Supplier versus provider

Central to the whole security debate is the fact that most IP signalling solutions do not control the complete signalling path, end-to-end, from customer STU to Alarm Receiving Centre (ARC) front end. Instead, the IP ‘bit in the middle’ is actually operated by a whole variety of different, independent service providers (some of whose systems may not be UK-based, or even subject to UK laws).

IP signalling solutions providers tend to like to position themselves as alarm transmission system (ATS) providers when, in truth, they are little more than alarm transmission equipment (ATE) component providers.

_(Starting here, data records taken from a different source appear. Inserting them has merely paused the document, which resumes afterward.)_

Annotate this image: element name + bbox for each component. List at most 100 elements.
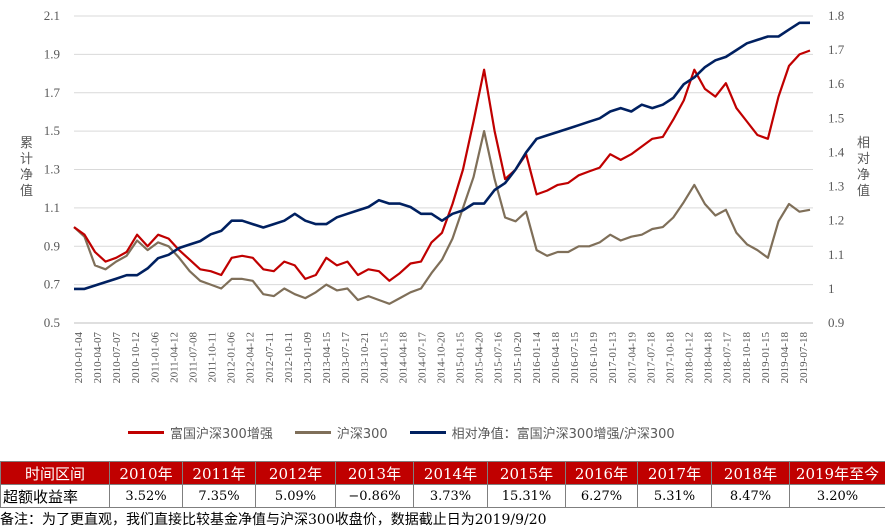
x-tick-label: 2016-10-19 [588,332,600,384]
value-cell: 5.09% [255,484,336,508]
x-tick-label: 2013-10-21 [359,332,371,383]
header-cell: 2015年 [487,461,566,485]
value-cell: 3.52% [109,484,183,508]
x-tick-label: 2018-07-17 [722,332,734,384]
x-tick-label: 2016-04-18 [550,332,562,384]
right-y-tick-label: 1.3 [828,179,844,194]
x-tick-label: 2018-04-18 [703,332,715,384]
header-cell: 2019年至今 [789,461,885,485]
x-tick-label: 2013-04-15 [321,332,333,384]
series-lines [73,21,811,305]
value-cell: 8.47% [711,484,790,508]
x-tick-label: 2011-07-08 [187,332,199,383]
nav-line-chart: 2.1 1.9 1.7 1.5 1.3 1.1 0.9 0.7 0.5 1.8 1.7 1.6 1.5… [20,8,870,384]
left-y-tick-label: 1.1 [44,200,60,215]
x-tick-label: 2019-01-15 [760,332,772,384]
x-tick-label: 2017-07-18 [645,332,657,384]
right-y-tick-label: 0.9 [828,315,844,330]
left-y-tick-label: 1.7 [44,85,61,100]
header-cell: 时间区间 [0,461,110,485]
x-tick-label: 2011-01-06 [149,332,161,383]
header-cell: 2011年 [182,461,256,485]
x-tick-label: 2012-04-12 [245,332,257,383]
x-tick-label: 2018-10-18 [741,332,753,384]
gridlines [74,15,813,324]
x-tick-label: 2013-01-09 [302,332,314,384]
x-tick-label: 2019-04-18 [779,332,791,384]
x-tick-label: 2015-04-20 [474,332,486,384]
value-cell: 7.35% [182,484,256,508]
x-tick-label: 2012-01-06 [226,332,238,384]
left-y-tick-label: 0.9 [44,238,60,253]
left-y-tick-label: 1.9 [44,46,60,61]
x-tick-label: 2015-01-15 [455,332,467,384]
x-tick-label: 2016-01-14 [531,332,543,384]
x-tick-label: 2017-04-19 [626,332,638,384]
value-cell: 5.31% [637,484,712,508]
left-y-axis: 2.1 1.9 1.7 1.5 1.3 1.1 0.9 0.7 0.5 [44,8,61,330]
header-cell: 2018年 [711,461,790,485]
right-y-tick-label: 1.1 [828,247,844,262]
x-tick-label: 2017-10-18 [664,332,676,384]
legend-item-fund: 富国沪深300增强 [128,423,273,442]
footnote: 备注：为了更直观，我们直接比较基金净值与沪深300收盘价，数据截止日为2019/… [0,512,547,528]
right-y-tick-label: 1.4 [828,144,845,159]
chart-legend: 富国沪深300增强 沪深300 相对净值：富国沪深300增强/沪深300 [128,422,697,442]
x-tick-label: 2017-01-13 [607,332,619,384]
right-y-axis-title: 相对净值 [857,136,870,199]
row-label: 超额收益率 [0,484,110,508]
x-tick-label: 2019-07-18 [798,332,810,384]
x-tick-label: 2015-10-20 [512,332,524,384]
value-cell: 6.27% [565,484,638,508]
x-tick-label: 2010-07-07 [111,332,123,384]
series-line-1 [73,130,811,305]
header-cell: 2014年 [413,461,488,485]
right-y-tick-label: 1.8 [828,8,844,23]
legend-swatch-relative [409,430,446,434]
series-line-0 [73,49,811,282]
right-y-tick-label: 1.6 [828,76,845,91]
right-y-axis: 1.8 1.7 1.6 1.5 1.4 1.3 1.2 1.1 1 0.9 [828,8,845,330]
left-y-axis-title: 累计净值 [20,136,33,199]
x-tick-label: 2010-01-04 [73,332,85,384]
value-cell-negative: −0.86% [335,484,414,508]
table-row: 超额收益率 3.52% 7.35% 5.09% −0.86% 3.73% 15.… [0,484,885,508]
legend-label-index: 沪深300 [336,426,388,442]
x-tick-label: 2011-10-11 [207,332,219,383]
x-tick-label: 2014-01-15 [378,332,390,384]
left-y-tick-label: 0.7 [44,277,61,292]
x-tick-label: 2014-10-20 [436,332,448,384]
header-cell: 2017年 [637,461,712,485]
value-cell: 15.31% [487,484,566,508]
legend-item-relative: 相对净值：富国沪深300增强/沪深300 [409,423,675,442]
value-cell: 3.20% [789,484,885,508]
header-cell: 2013年 [335,461,414,485]
legend-item-index: 沪深300 [294,423,388,442]
x-tick-label: 2013-07-17 [340,332,352,384]
excess-return-table: 时间区间 2010年 2011年 2012年 2013年 2014年 2015年… [0,461,885,508]
legend-label-fund: 富国沪深300增强 [170,426,273,442]
left-y-tick-label: 0.5 [44,315,60,330]
x-tick-label: 2015-07-16 [493,332,505,384]
legend-swatch-fund [128,430,164,434]
table-header-row: 时间区间 2010年 2011年 2012年 2013年 2014年 2015年… [0,461,885,485]
left-y-tick-label: 1.5 [44,123,60,138]
left-y-tick-label: 1.3 [44,162,60,177]
x-tick-label: 2016-07-15 [569,332,581,384]
value-cell: 3.73% [413,484,488,508]
right-y-tick-label: 1 [828,281,835,296]
legend-swatch-index [294,430,331,434]
x-tick-label: 2012-07-11 [264,332,276,383]
x-tick-label: 2010-10-12 [130,332,142,383]
x-tick-label: 2014-07-17 [416,332,428,384]
header-cell: 2016年 [565,461,638,485]
legend-label-relative: 相对净值：富国沪深300增强/沪深300 [451,426,675,442]
header-cell: 2012年 [255,461,336,485]
header-cell: 2010年 [109,461,183,485]
x-tick-label: 2014-04-18 [397,332,409,384]
x-tick-label: 2010-04-07 [92,332,104,384]
right-y-tick-label: 1.5 [828,110,844,125]
x-tick-label: 2012-10-11 [283,332,295,383]
series-line-2 [74,21,810,291]
right-y-tick-label: 1.2 [828,213,844,228]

An ATE manufacturer offers a piece of equipment for the end user’s alarm monitoring panel, in addition to some kind of polling engine for the ARC. Here, the network sitting in the middle is someone else’s responsibility.

The network is very much the critical element that actually delivers the message. The ATE doesn’t deliver a single message, but sends a message into a given third party network and must hope that it’s delivered. The equipment supplier has no control whatsoever of this critical element, nor ownership of it.

Given that we’re an ATS supplier, BT redcare offers full end-to-end service and management of the entire process. If an alarm message leaves our STU, we take full responsibility for delivering it to the ARC across our network.

Compare and contrast this scenario with the ATE supplier. Their equipment generates a signal into the network and hopes that it reaches the other end. If it doesn’t, will the ATE supplier take ownership or responsibility? Or is it the end user, their network provider or their IT provider who will take responsibility?

If this is an ongoing fault or issue, who is going to investigate and fix it? When the network in the middle is taken out of service for maintenance, who informs the ARC of the flood of alarms they are about to experience?

And just who do the ARC officers attempt to call at 3.00 am on a Sunday to remedy the situation? The question of who assumes responsibility when matters go awry is very important, and must not be overlooked.

IP EN Grading conformity

The way in which the newly-introduced EN Standards are playing out allows ATE manufacturers to make self-certifying claims of EN Grade compliance that include the IP network – over which they have no ownership and precious little influence – with the explicit assumption (for the purposes of Grading classification) that the network is operating at 100% all of the time. This regime is fundamentally flawed.

The current regime allows equipment manufacturers to look the same as the ATS supplier when in reality they are quite different.

There is no question that IP signalling solutions can be cost-effective, particularly when ‘piggybacked’ off existing, well-designed and secure corporate IT LAN and WAN networks. However, there are complex technological and operational factors that must be addressed with great care in order to ensure that alarm signalling security is not compromised at any time.

End users and installers who are considering the deployment of an IP signalling solution should always question in detail the claims of the ATE provider of any EN Grade compliance. These claims may well be based on a premise that includes the IP network, and which makes the assumption that the system will always be operating at 100%. Query whether this compliance is also effective if one of the signalling paths fails or is compromised, and question the ATS rating of the remaining path when left in isolation.

In addition, the client should attempt to find out if any of the following will accept any liability for signals that do not reach the ARC – the ATE provider, the network provider, the installer, the end user, the Information Technology manager or indeed the ARC’s own management team.